Thanks for your suggestions. This is more or less what I was afraid the turnout would be.
Though I really cannot see how the disc that plays with that significant distortions can be ripped or copied to give better results on the disc the files are copied to.
In fact I had already tried to copy one of the affected CD-Rs via my CD burner but the burner refused to continue after the first reading step.
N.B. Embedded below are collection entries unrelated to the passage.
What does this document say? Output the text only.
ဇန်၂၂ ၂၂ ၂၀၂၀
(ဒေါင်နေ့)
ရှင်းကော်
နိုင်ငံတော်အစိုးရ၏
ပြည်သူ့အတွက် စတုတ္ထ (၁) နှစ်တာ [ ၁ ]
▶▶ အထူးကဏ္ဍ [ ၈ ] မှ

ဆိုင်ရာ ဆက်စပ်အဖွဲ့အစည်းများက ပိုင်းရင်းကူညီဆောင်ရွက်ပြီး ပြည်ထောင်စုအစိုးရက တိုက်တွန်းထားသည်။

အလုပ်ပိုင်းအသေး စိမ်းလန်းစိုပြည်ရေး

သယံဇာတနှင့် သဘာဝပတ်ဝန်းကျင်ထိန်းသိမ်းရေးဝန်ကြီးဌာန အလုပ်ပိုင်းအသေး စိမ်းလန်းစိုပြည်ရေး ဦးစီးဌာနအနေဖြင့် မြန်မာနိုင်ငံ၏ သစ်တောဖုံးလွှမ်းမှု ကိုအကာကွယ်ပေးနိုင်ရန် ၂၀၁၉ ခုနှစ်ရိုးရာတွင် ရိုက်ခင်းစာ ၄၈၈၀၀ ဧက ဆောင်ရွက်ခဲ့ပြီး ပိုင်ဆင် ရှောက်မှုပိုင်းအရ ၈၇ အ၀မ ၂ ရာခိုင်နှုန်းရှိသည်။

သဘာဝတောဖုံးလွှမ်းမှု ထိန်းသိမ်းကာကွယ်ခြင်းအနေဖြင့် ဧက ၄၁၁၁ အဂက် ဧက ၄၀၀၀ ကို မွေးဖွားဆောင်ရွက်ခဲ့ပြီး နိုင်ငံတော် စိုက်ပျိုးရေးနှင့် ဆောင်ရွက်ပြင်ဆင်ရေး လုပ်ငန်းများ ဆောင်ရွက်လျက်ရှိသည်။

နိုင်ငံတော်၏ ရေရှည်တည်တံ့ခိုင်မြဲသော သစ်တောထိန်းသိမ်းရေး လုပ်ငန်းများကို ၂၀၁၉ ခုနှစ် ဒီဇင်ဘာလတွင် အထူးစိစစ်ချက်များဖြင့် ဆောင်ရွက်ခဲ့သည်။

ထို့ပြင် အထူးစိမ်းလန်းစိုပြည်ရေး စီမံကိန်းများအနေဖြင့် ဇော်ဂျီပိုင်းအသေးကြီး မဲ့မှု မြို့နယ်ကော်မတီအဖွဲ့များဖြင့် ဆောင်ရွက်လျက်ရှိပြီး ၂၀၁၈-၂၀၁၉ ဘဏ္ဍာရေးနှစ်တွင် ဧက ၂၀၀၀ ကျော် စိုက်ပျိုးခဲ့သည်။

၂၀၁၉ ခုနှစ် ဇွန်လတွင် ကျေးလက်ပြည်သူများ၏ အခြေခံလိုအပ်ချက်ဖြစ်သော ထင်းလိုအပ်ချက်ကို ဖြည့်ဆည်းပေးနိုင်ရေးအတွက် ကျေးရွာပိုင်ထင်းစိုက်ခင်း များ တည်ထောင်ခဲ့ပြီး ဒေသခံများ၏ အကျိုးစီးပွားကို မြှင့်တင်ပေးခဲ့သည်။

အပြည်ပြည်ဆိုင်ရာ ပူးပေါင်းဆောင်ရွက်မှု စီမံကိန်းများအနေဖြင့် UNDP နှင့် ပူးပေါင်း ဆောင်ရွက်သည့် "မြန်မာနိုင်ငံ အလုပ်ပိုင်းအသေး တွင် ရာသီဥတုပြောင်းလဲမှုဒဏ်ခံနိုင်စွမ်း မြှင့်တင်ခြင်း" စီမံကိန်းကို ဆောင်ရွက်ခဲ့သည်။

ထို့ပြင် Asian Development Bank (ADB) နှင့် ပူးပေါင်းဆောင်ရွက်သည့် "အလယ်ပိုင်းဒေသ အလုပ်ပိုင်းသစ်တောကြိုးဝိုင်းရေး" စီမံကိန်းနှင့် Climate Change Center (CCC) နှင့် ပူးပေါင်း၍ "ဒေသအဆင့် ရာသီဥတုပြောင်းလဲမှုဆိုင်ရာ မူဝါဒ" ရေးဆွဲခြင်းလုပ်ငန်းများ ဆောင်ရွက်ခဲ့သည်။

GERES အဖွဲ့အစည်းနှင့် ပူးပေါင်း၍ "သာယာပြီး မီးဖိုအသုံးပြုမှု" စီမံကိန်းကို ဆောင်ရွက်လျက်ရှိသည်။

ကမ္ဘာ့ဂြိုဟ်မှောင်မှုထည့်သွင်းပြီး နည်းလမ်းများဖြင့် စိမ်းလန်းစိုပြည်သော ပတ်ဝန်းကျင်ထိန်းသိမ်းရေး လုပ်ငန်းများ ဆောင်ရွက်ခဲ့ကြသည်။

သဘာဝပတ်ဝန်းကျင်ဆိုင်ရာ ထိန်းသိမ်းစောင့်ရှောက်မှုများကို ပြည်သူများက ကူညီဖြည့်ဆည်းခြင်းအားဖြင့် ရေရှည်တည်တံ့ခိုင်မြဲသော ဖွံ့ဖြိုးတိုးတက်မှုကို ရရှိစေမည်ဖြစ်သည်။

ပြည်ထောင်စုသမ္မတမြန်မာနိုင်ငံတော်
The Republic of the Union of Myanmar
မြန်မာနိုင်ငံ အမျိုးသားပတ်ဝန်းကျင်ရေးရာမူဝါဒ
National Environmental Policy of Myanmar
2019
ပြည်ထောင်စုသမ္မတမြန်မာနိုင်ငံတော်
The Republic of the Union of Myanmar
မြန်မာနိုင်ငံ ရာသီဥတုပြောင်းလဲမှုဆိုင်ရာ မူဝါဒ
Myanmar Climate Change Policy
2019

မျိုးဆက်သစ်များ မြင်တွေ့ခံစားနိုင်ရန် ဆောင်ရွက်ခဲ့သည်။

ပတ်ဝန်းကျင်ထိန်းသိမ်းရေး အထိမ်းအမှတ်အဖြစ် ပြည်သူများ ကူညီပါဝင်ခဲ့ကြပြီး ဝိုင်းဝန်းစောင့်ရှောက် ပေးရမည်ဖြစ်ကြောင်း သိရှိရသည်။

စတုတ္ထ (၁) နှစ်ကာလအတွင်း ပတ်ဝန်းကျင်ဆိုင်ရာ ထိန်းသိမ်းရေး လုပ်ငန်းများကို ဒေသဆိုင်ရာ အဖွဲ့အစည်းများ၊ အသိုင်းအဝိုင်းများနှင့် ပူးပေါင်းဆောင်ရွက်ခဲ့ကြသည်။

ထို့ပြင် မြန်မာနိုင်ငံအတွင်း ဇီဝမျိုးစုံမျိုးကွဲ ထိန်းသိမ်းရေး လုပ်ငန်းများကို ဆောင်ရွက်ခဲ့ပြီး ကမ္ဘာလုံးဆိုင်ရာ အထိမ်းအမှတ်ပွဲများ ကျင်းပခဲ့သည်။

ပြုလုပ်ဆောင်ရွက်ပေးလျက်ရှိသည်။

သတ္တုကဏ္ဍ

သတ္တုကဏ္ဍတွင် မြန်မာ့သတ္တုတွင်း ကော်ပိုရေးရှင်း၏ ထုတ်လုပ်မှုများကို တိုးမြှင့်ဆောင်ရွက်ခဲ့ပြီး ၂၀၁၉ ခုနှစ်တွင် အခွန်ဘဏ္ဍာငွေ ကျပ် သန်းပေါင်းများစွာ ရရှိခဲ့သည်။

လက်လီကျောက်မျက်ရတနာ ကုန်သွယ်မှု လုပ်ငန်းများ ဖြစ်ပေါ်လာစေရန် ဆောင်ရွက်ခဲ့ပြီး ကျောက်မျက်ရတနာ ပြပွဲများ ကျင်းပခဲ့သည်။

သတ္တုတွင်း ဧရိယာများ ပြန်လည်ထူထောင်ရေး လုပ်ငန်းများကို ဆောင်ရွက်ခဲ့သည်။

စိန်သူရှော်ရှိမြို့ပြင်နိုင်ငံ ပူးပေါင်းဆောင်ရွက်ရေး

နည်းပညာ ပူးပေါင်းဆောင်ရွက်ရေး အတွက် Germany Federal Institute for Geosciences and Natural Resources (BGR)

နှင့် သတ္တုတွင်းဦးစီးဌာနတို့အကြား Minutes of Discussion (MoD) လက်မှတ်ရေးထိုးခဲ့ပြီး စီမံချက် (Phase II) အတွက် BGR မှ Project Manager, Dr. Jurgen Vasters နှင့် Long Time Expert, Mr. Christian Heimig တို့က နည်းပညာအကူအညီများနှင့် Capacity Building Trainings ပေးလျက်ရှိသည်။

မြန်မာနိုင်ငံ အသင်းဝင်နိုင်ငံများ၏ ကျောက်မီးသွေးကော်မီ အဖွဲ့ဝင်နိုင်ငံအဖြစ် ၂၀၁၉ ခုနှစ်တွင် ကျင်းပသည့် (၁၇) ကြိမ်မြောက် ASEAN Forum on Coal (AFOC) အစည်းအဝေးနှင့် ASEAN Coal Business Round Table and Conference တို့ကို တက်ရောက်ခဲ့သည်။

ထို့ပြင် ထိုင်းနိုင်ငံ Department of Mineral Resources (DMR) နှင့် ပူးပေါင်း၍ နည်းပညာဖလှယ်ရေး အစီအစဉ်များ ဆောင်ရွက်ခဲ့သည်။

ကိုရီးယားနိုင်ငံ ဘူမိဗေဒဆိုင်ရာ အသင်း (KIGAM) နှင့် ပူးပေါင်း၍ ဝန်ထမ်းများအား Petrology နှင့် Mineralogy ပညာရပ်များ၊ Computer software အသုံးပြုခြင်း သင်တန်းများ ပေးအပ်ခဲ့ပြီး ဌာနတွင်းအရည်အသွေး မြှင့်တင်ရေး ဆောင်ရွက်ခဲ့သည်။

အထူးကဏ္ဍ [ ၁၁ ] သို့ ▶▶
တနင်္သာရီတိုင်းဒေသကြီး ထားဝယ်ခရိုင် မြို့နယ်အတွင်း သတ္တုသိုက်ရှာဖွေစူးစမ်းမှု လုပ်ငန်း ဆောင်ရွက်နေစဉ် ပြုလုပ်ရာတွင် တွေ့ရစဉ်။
The sound distortion is hard to describe but is just what it was on the occasional CD-R that had failed in the past (after a couple of years). Except that on those older CD-Rs the sound got worse towards the final tracks (indicating that data had started to fail from the outer edge towards the center) . Whereas with the CD-Rs I recently got and turned out to be bad, the sound improved towards the final tracks (without getting perfect), which to me seems to indicate that the center area where the label clearly had started to peel was affected more because the CD rotates faster when the laser reads the music data in that zone and slower as it advances towards the outer edge.
On one CD-R (that I found a bit more important to salvage, though it is no desert island CD either ) I tried to remove the label manually but it was only the already detached section that came off (both round the center hole and near the edges). But that neither improved nor worsened the playback sound.
So I guess I'll at least try to make "next-generation" CD-R copies of those that are still intact. In preparation of other CD-Rs that might come my way from that source and that might be historically more important to safeguard for the future. (Different story ... )
More details? Hand-printed sleeves, sealed, open, condition, what the sleeves look like?I know I can do this myself, but would you be willing to at least post pictures of the album sleeves? The atcual albums?